Factors other than positions ‘59’ and ‘89’ must contribute to phosphoryl group stability
Comparisons of autodephosphorylation rates between CheY or Spo0F mutant proteins created in this study and response regulators with matching amino acids at positions ‘59’ and ‘89’ showed some cases of remarkably good agreement (e.g. less than twofold rate difference between E. coli CheY 59NE-89EH and R. sphaeroides CheB1; Table S5). At the other extreme, there was a 160-fold difference between the autodephosphorylation rates of T. maritima DrrA and the matched E. coli CheY 59NM-89EK mutant. Such discrepancies suggest that the amino acid combinations at positions ‘59’ and ‘89’ do not solely account for the intrinsic dephosphorylation rate of response regulators. The data in Table 1 suggest the potential contributions of position ‘88’ are another obvious area for future investigation. However, many of the rate discrepancies noted in Table S5 exist between response regulators that are also matched at position ‘88’. Therefore, other as yet unidentified factors that influence autodephosphorylation rate must exist.

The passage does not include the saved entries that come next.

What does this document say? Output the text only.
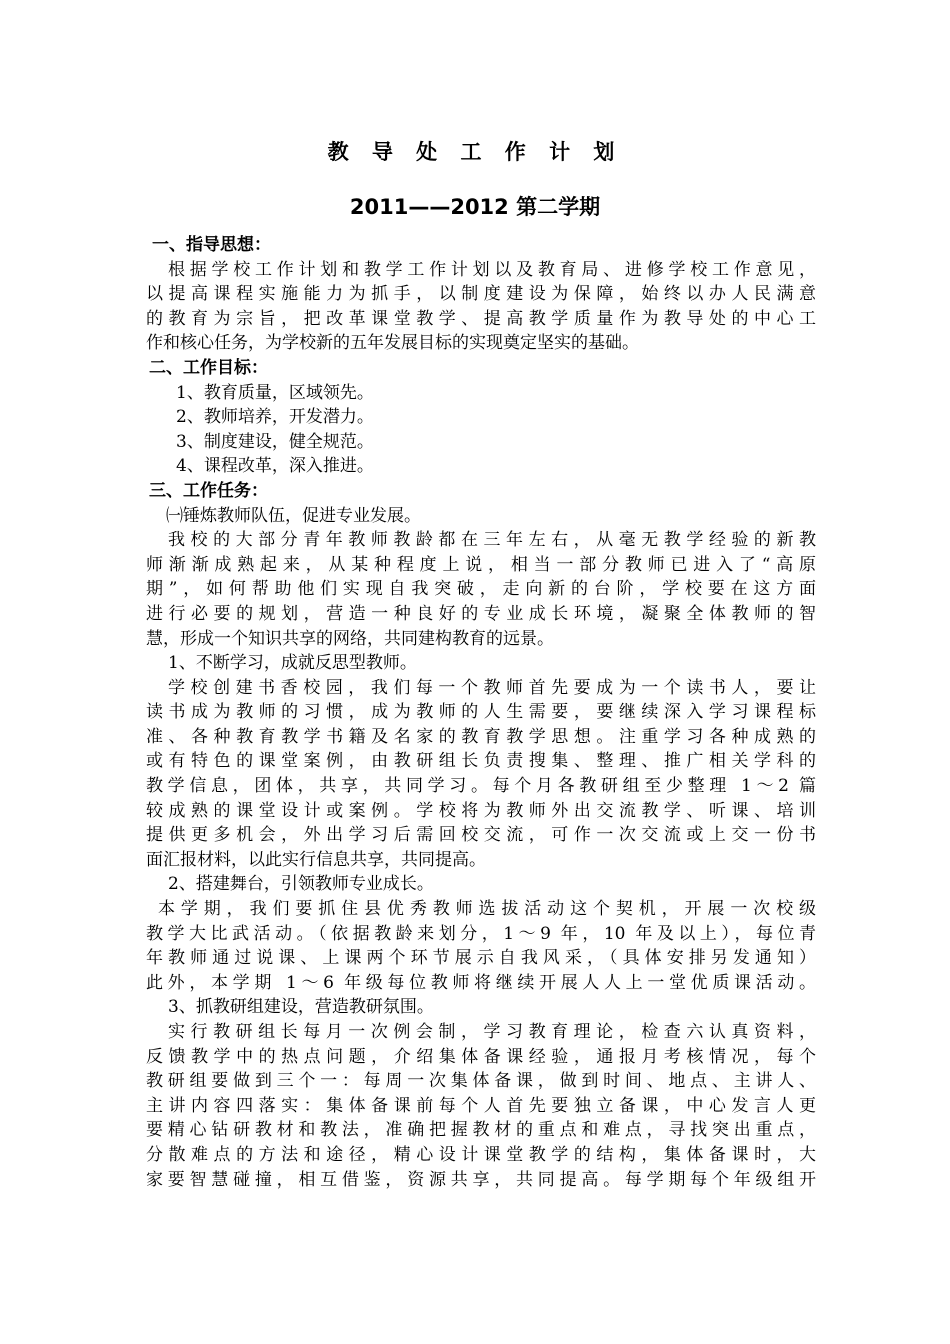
教 导 处 工 作 计 划
2011——2012 第二学期
一、指导思想：
根据学校工作计划和教学工作计划以及教育局、进修学校工作意见，
以提高课程实施能力为抓手，以制度建设为保障，始终以办人民满意
的教育为宗旨，把改革课堂教学、提高教学质量作为教导处的中心工
作和核心任务，为学校新的五年发展目标的实现奠定坚实的基础。
二、工作目标：
1、教育质量，区域领先。
2、教师培养，开发潜力。
3、制度建设，健全规范。
4、课程改革，深入推进。
三、工作任务：
㈠锤炼教师队伍，促进专业发展。
我校的大部分青年教师教龄都在三年左右，从毫无教学经验的新教
师渐渐成熟起来，从某种程度上说，相当一部分教师已进入了“高原
期”，如何帮助他们实现自我突破，走向新的台阶，学校要在这方面
进行必要的规划，营造一种良好的专业成长环境，凝聚全体教师的智
慧，形成一个知识共享的网络，共同建构教育的远景。
1、不断学习，成就反思型教师。
学校创建书香校园，我们每一个教师首先要成为一个读书人，要让
读书成为教师的习惯，成为教师的人生需要，要继续深入学习课程标
准、各种教育教学书籍及名家的教育教学思想。注重学习各种成熟的
或有特色的课堂案例，由教研组长负责搜集、整理、推广相关学科的
教学信息，团体，共享，共同学习。每个月各教研组至少整理 1～2 篇
较成熟的课堂设计或案例。学校将为教师外出交流教学、听课、培训
提供更多机会，外出学习后需回校交流，可作一次交流或上交一份书
面汇报材料，以此实行信息共享，共同提高。
2、搭建舞台，引领教师专业成长。
本学期，我们要抓住县优秀教师选拔活动这个契机，开展一次校级
教学大比武活动。（依据教龄来划分，1～9 年，10 年及以上），每位青
年教师通过说课、上课两个环节展示自我风采，（具体安排另发通知）
此外，本学期 1～6 年级每位教师将继续开展人人上一堂优质课活动。
3、抓教研组建设，营造教研氛围。
实行教研组长每月一次例会制，学习教育理论，检查六认真资料，
反馈教学中的热点问题，介绍集体备课经验，通报月考核情况，每个
教研组要做到三个一：每周一次集体备课，做到时间、地点、主讲人、
主讲内容四落实：集体备课前每个人首先要独立备课，中心发言人更
要精心钻研教材和教法，准确把握教材的重点和难点，寻找突出重点，
分散难点的方法和途径，精心设计课堂教学的结构，集体备课时，大
家要智慧碰撞，相互借鉴，资源共享，共同提高。每学期每个年级组开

Some differences in rate may plausibly be attributed to differences in the positioning of residues ‘59’ and ‘89’ with respect to the active site. One example is His‘89’, which has been proposed to affect phosphoryl group stability by sterically inhibiting access of the nucleophilic water molecule in FixJ (Birck et al., 1999; Fig. 3B), or possibly serving as a base to activate the water molecule in NtrC (Hastings et al., 2003). Similarly, the different spatial orientations of position ‘89’ observed in CheY·BeF3- (Lee et al., 2001) and Spo0F·BeF3- (Gardino et al., 2003; Varughese et al., 2006; Fig. 3) may explain the range in rates (threefold to 22-fold) observed for the nine pairs of CheY and Spo0F proteins with matched amino acids at positions ‘59’ and ‘89’ (Table S5). In contrast, no such obvious differences in structure are observed between CheY·BeF3- (Lee et al., 2001), Arc·BeF3- (Toro-Roman et al., 2005) and PhoB·BeF3- (Bachhawat et al., 2005; Fig. 3A), yet CheY mutants autodephosphorylate over 100 times and over 10 times faster than the respective ArcA and PhoB proteins they were designed to mimic (Table S5). However, subtle differences between response regulator structures that alter the precise geometry of active site side-chains or backbone amides could conceivably affect the energetics of interactions with the phosphoryl group in the transition state and hence translate into a large effect on reaction rates. The eventual ability to predict absolute dephosphorylation rate, rather than relative rate, would enhance the potential applications described above.